Dalam pola pendidikan uniknya, pondok pesantren terus bertahan dalam terpaan perubahan zaman selama ratusan tahun dengan mengamalkan nilai, norma, dan prinsip kehidupannya sendiri.
Zaman silih berganti, tetapi tradisi khas pesantren seperti hubungan santri-kiai, konsep barkah, transmisi keilmuan, dan karakteristik khas lainnya, masih tetap dipertahankan sampai hari ini.
Pesantren bertumbuh dan berkembang dengan menerapkan pemahaman Islam Nusantara yang menjadi hasil akulturasi filosofi keislaman dengan budaya lokal. Kearifan lokal yang lebih dahulu lahir di Indonesia tidak dihilangkan begitu saja, tetapi dikawinkan dengan ajaran Islam.

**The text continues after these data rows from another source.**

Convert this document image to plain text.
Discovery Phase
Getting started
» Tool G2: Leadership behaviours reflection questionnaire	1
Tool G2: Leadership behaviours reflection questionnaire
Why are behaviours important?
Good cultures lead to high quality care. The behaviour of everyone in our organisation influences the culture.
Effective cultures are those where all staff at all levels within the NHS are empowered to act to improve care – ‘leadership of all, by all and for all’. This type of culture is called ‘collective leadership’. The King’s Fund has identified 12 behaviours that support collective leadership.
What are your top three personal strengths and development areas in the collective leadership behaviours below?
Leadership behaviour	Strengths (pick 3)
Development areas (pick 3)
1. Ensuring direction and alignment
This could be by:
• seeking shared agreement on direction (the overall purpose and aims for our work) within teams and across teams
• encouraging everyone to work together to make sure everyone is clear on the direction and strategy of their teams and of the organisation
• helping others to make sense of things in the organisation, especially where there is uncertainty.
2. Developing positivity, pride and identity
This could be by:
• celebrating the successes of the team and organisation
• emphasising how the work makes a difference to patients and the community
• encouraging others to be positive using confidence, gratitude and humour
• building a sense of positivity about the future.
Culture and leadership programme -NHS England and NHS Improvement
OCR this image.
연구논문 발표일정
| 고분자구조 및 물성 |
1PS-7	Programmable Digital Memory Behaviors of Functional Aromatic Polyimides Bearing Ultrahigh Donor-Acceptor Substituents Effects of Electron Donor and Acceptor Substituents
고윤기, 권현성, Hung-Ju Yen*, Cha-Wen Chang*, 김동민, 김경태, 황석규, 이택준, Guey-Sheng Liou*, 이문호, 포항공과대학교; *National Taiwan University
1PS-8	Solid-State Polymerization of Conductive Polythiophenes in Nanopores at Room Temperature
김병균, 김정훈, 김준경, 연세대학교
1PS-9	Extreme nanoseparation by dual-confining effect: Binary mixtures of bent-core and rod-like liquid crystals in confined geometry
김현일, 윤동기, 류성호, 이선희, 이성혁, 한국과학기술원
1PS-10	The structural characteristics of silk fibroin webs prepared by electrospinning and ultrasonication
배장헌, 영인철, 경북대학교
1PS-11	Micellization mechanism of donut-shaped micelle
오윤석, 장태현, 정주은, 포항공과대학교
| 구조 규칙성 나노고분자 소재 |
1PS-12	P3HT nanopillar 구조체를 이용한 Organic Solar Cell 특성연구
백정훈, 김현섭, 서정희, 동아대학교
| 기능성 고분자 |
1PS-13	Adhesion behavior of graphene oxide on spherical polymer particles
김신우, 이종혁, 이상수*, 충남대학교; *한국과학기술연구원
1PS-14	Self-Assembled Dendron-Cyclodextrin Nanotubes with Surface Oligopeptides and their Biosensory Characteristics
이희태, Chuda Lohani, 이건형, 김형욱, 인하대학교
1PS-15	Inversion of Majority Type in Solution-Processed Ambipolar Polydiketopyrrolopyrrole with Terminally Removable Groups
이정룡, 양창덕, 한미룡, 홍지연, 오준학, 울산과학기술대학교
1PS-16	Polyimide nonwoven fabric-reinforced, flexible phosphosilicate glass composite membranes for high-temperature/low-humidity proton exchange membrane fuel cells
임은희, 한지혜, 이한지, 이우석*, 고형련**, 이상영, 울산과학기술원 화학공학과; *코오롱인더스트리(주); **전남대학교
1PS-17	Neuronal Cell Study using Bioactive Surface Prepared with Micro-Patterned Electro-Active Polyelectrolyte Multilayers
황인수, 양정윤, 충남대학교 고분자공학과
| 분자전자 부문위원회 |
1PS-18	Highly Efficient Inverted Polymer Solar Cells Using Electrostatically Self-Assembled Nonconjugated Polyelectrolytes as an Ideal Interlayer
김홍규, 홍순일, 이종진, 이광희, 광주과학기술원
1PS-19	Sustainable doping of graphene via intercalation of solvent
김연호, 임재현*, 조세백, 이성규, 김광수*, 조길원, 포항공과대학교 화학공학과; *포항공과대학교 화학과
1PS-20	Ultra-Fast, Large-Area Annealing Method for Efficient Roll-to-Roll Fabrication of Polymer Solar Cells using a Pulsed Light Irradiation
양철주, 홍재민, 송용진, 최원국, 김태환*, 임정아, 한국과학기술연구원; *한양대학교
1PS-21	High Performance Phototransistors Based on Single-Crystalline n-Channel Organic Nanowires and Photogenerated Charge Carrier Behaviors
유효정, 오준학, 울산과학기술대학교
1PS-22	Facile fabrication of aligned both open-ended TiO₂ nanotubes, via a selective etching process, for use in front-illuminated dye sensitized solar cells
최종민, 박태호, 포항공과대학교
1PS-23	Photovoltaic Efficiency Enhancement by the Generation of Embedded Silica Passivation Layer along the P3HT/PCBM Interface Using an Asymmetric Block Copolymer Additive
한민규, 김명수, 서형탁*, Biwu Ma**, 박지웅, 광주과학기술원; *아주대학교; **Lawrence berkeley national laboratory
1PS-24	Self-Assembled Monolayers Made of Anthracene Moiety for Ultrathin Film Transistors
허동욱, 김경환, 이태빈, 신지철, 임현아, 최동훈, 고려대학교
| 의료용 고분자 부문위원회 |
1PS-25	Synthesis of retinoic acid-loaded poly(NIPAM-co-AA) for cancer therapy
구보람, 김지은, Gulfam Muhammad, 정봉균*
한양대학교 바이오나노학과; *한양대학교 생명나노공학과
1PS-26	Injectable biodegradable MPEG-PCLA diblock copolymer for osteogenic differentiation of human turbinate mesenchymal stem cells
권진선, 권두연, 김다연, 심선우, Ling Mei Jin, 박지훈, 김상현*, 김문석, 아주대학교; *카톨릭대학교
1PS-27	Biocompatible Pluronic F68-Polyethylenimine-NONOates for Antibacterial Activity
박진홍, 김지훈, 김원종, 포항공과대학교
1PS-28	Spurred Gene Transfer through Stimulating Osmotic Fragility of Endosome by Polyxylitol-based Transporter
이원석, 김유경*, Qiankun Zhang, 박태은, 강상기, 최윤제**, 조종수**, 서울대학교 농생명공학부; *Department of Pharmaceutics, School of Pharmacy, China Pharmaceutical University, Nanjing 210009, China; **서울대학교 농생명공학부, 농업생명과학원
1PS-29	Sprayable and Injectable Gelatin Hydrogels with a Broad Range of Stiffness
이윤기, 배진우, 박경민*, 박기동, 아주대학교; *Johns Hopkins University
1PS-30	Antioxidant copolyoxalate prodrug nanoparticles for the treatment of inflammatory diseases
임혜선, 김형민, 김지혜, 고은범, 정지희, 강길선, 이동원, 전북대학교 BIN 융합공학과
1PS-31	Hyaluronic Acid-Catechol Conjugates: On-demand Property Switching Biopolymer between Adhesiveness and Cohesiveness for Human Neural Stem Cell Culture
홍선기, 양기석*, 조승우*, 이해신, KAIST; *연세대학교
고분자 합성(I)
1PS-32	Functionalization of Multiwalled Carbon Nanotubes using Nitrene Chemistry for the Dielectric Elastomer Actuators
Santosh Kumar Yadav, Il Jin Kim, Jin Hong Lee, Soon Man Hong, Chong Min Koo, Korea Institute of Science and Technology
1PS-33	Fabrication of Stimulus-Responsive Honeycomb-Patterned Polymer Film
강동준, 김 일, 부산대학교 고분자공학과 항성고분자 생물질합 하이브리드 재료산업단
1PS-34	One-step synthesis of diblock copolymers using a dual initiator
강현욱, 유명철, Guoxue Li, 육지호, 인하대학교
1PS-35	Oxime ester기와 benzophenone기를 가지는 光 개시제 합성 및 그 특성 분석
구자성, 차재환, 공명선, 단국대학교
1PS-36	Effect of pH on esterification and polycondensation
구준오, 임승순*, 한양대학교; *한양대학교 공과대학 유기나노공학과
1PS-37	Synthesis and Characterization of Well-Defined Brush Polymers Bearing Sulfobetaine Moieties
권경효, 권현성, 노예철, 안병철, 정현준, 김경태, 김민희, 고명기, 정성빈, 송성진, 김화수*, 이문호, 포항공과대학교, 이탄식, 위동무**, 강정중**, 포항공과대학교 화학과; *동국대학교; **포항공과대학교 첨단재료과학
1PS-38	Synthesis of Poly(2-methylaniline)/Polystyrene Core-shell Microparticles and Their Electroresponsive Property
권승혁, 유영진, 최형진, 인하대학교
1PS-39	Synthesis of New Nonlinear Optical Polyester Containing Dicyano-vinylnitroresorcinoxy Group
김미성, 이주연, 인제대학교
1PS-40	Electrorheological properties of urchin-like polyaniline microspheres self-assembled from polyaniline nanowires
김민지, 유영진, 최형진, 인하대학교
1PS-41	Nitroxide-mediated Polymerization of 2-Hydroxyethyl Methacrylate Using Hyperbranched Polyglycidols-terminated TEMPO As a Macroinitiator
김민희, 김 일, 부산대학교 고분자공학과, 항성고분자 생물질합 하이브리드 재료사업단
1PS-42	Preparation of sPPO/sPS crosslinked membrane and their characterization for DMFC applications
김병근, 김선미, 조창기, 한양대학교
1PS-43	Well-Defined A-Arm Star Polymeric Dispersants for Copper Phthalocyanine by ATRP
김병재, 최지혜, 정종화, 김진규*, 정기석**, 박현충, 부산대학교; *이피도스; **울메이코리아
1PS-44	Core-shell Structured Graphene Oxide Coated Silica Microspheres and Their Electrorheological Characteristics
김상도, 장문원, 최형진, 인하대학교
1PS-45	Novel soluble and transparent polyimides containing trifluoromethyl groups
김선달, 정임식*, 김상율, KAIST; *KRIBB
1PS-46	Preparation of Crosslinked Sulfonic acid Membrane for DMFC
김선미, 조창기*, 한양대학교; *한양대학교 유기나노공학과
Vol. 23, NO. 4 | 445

Oleh karena itu, menjadi hal yang wajar saat pesantren, terutama model pondok pesantren klasik, mewarisi feodalisme yang dahulu sempat menguasai sistem kekuasaan di Nusantara. Sebagaimana identitas komunitas tradisional lainnya, feodalisme merupakan salah satu faktor pembentuk kultur di pesantren.
Manifestasi feodalisme di pesantren bisa dilihat dalam hubungan patronasi antara kiai dan santri. Dengan model patronasi (patron-klien), hubungan yang tercipta melibatkan dua komunitas atau individu yang tak sederajat–baik dari segi status sosial, kekuasaan, maupun penghasilan.
Hal itu membuat klien alias santri, akan berada dalam poisisi yang lebih rendah (inferior). Adapun patron atau kiai, akan berada pada posisi yang jauh lebih tinggi (superior). Menurut Pramoedya Ananta Toer, pola relasi itu disebutnya dengan kelas priyayi dan orang kebanyakan.
Lazimnya sosok kiai memiliki kedudukan ganda, yakni sebagai pengasuh sekaligus pemilik pesantren. Secara kultural, peran mereka cukup identik dengan bangsawan feodal yang menguasai kerajaan kecilnya yang bernama pondok pesantren.
Oleh santri, seorang kiai acap dianggap sebagai entitas suci yang tidak mungkin berbuat dosa serta kesalahan. Sehingga, apa pun yang diucapkan harus dipatuhi dengan dasar agama–tanpa melibatkan penilaian moral terlebih dahulu.
Dalam ajaran Islam, prinsip itu dikenal dengan sebutan "sami'na wa atha'na". Artinya, kami mendengar dan kami taat. Dengan kata lain, mereka menganggap seluruh perkataan serta perbuatan kiai sebagai panutan dan kebenaran mutlak sehingga wajib dipatuhi dan ditiru. Jika tidak, maka akan berdosa, kualat, atau ilmunya dituding tak akan bermanfaat.